Kommentar Jörn Genoux zur Lage bei Volkswagen

Man fragt sich wirklich, was die Verantwortlichen bei VW geritten haben mag: Diesel-Abgaswerte zu manipulieren, das ist weit mehr als Betrug am Kunden. Das geht auch direkt gegen den Gesetzgeber in den USA. Und es trifft die Mitarbeiter in aller Welt, die redlich arbeiten und nun dafür geradestehen müssen. Denn durch diese Manipulation ist mit einem Schlag viel Vertrauen verloren gegangen – nicht nur in den USA.

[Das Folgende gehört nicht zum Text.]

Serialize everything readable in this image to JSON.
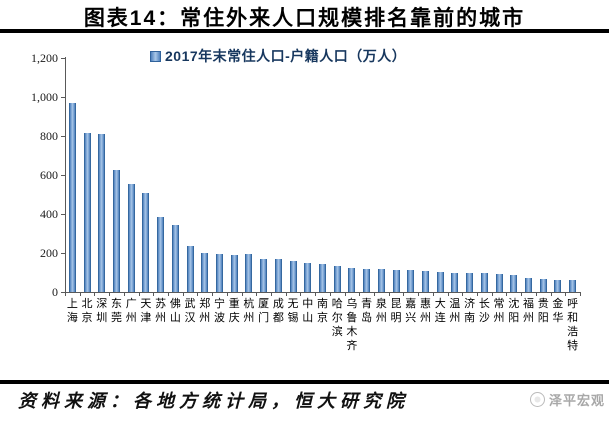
{
  "chart_data": {
    "type": "bar",
    "title": "图表14：常住外来人口规模排名靠前的城市",
    "legend": "2017年末常住人口-户籍人口（万人）",
    "legend_position": "top",
    "grid": false,
    "categories": [
      "上海",
      "北京",
      "深圳",
      "东莞",
      "广州",
      "天津",
      "苏州",
      "佛山",
      "武汉",
      "郑州",
      "宁波",
      "重庆",
      "杭州",
      "厦门",
      "成都",
      "无锡",
      "中山",
      "南京",
      "哈尔滨",
      "乌鲁木齐",
      "青岛",
      "泉州",
      "昆明",
      "嘉兴",
      "惠州",
      "大连",
      "温州",
      "济南",
      "长沙",
      "常州",
      "沈阳",
      "福州",
      "贵阳",
      "金华",
      "呼和浩特"
    ],
    "values": [
      970,
      815,
      810,
      627,
      556,
      509,
      386,
      344,
      237,
      202,
      197,
      191,
      193,
      170,
      172,
      157,
      151,
      146,
      136,
      122,
      120,
      118,
      114,
      112,
      107,
      101,
      97,
      96,
      95,
      93,
      86,
      70,
      65,
      64,
      63
    ],
    "ylim": [
      0,
      1200
    ],
    "yticks": [
      0,
      200,
      400,
      600,
      800,
      1000,
      1200
    ],
    "ytick_labels": [
      "0",
      "200",
      "400",
      "600",
      "800",
      "1,000",
      "1,200"
    ],
    "colors": {
      "bar_fill": "#4f81bd",
      "bar_highlight": "#a9c7e8",
      "bar_edge": "#35689f",
      "legend_text": "#17375e",
      "axis": "#595959"
    }
  },
  "footer": {
    "source": "资料来源：各地方统计局，恒大研究院",
    "watermark": "泽平宏观"
  }
}
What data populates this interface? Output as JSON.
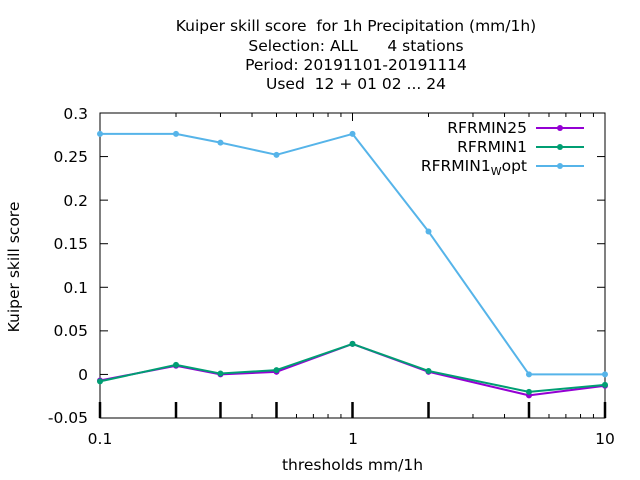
{
  "chart_data": {
    "type": "line",
    "title_lines": [
      "Kuiper skill score  for 1h Precipitation (mm/1h)",
      "Selection: ALL      4 stations",
      "Period: 20191101-20191114",
      "Used  12 + 01 02 ... 24"
    ],
    "xlabel": "thresholds mm/1h",
    "ylabel": "Kuiper skill score",
    "xscale": "log",
    "xlim": [
      0.1,
      10
    ],
    "ylim": [
      -0.05,
      0.3
    ],
    "yticks": [
      "0.3",
      "0.25",
      "0.2",
      "0.15",
      "0.1",
      "0.05",
      "0",
      "-0.05"
    ],
    "xticks": [
      "0.1",
      "1",
      "10"
    ],
    "x": [
      0.1,
      0.2,
      0.3,
      0.5,
      1,
      2,
      5,
      10
    ],
    "series": [
      {
        "name": "RFRMIN25",
        "color": "#9400d3",
        "values": [
          -0.007,
          0.01,
          0.0,
          0.003,
          0.035,
          0.003,
          -0.024,
          -0.013
        ]
      },
      {
        "name": "RFRMIN1",
        "color": "#009e73",
        "values": [
          -0.008,
          0.011,
          0.001,
          0.005,
          0.035,
          0.004,
          -0.02,
          -0.012
        ]
      },
      {
        "name": "RFRMIN1",
        "name_sub": "W",
        "name_suffix": "opt",
        "color": "#56b4e9",
        "values": [
          0.276,
          0.276,
          0.266,
          0.252,
          0.276,
          0.164,
          0.0,
          0.0
        ]
      }
    ],
    "legend_position": "top-right",
    "grid": false
  }
}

Der VW-Vorstand hat offenbar die Gefahr erkannt und daher eine umfassende Zusammenarbeit mit den Behörden angekündigt. Und er weiß sicher auch, dass US-Behörden bei solchen Tricksereien überhaupt keinen Spaß verstehen. Nun kommen gewaltige Ausgaben auf die Wolfsburger zu – das zu einer Zeit, da es auch an anderen Stellen nicht gerade rund läuft. In den wichtigen Auslandsmärkten China, Russland und Brasilien, die für mehr als 40 Prozent der Fahrzeugverkäufe stehen, sind aus unterschiedlichen Gründen die Absätze stark eingebrochen. Und die Konkurrenz aus Asien und den USA (vor allem General Motors) holt auf. Andere Märkte wie Indien und Indonesien hat der Konzern, der ja Toyota als größten Autobauer der Welt ablösen will, immer noch nicht erschlossen. Denn die Entwicklung eines Billigautos für diese Länder ist bislang gescheitert; die Kooperation mit Suzuki wurde erst vor wenigen Tagen endgültig beendet. VW-Chef Winterkorn steht daher vor der wohl schwierigsten Phase seiner Amtszeit.